ClinQuiz: Implementing the American Animal Hospital Association's Anesthesia Guidelines (Sponsored by Abbott Animal Health) Answer 2C
2 C. — Correct!
This is the best of the three anesthetic plans. The combination of CNS depressants creates a more balanced anesthetic plan and recognizes some individual anesthetic concerns for this geriatric patient. Opioid agonists (strong opioids rather than weak opioids) are useful in most patients with cardiac disease and a preanesthetic opioid will also contribute to analgesia for the expected dental extractions.
A co-induction technique, using a low dose of a dissociative agent just prior to IV injection of the rapid acting hypnotic anesthetic, may reduce dose requirements for other anesthetics and contributes to perioperative analgesia. This technique better addresses analgesic requirements during and for several days after the procedure. Maintenance of heart rate and cardiac output is supported with this drug choice. The use of a higher dose of dissociative plus a benzodiazepine would also be acceptable for higher risk patients, but it may compromise the rapid and smooth recovery to be gained through use of the rapid-acting hypnotic anesthetic. A rapid-acting hypnotic anesthetic allows for prompt recovery from anesthesia and prompt discharge from the hospital with return to normal function.
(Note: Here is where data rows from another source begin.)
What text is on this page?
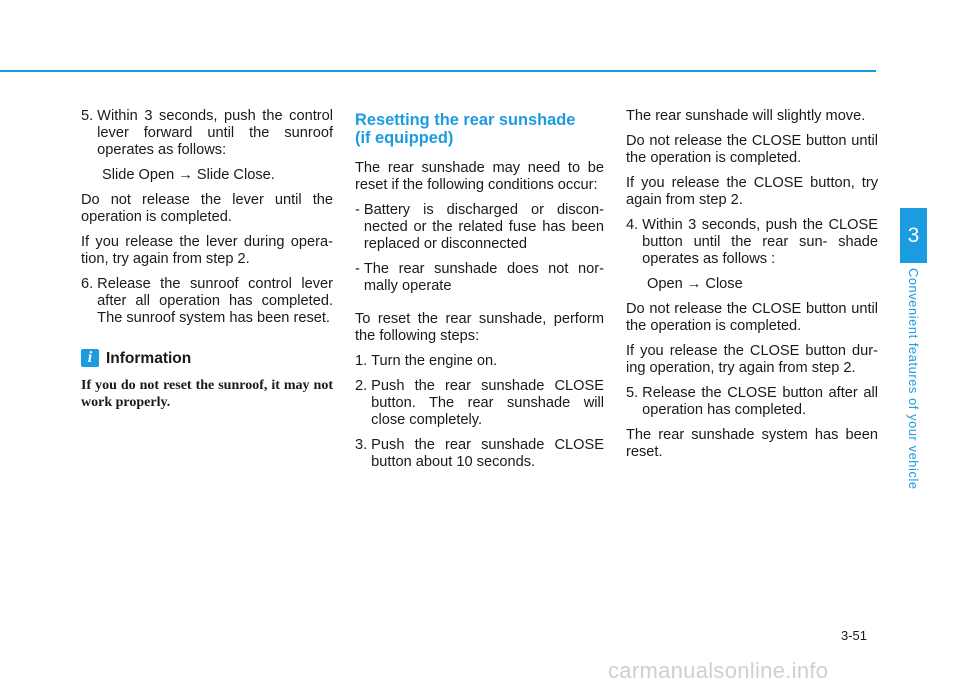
5. Within 3 seconds, push the control lever forward until the sunroof operates as follows:

Slide Open → Slide Close.

Do not release the lever until the operation is completed.

If you release the lever during opera- tion, try again from step 2.

6. Release the sunroof control lever after all operation has completed. The sunroof system has been reset.
i Information
If you do not reset the sunroof, it may not work properly.
Resetting the rear sunshade
(if equipped)

The rear sunshade may need to be reset if the following conditions occur:

- Battery is discharged or discon- nected or the related fuse has been replaced or disconnected
- The rear sunshade does not nor- mally operate

To reset the rear sunshade, perform the following steps:

1. Turn the engine on.
2. Push the rear sunshade CLOSE button. The rear sunshade will close completely.
3. Push the rear sunshade CLOSE button about 10 seconds.

The rear sunshade will slightly move.

Do not release the CLOSE button until the operation is completed.

If you release the CLOSE button, try again from step 2.

4. Within 3 seconds, push the CLOSE button until the rear sun- shade operates as follows :

Open → Close

Do not release the CLOSE button until the operation is completed.

If you release the CLOSE button dur- ing operation, try again from step 2.

5. Release the CLOSE button after all operation has completed.

The rear sunshade system has been reset.

3
Convenient features of your vehicle
3-51
carmanualsonline.info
Adjustment in some aspects, such as the fluid therapy rate, would be tailored in response to patient status.
Hypothermia is a commonly encountered anesthetic problem. Patient warming and insulation facilitates drug elimination and rapid recovery from anesthesia and reduces patient stress. Superior options for effective thermal support are increasingly available and include: warm air blankets, newer-generation dispersed electrical resistance blankets designed for anesthetic and critical care, and electrically heated surgical tables. Caution is always warranted in the application of external supplemental heating to avoid overheating and patient burns.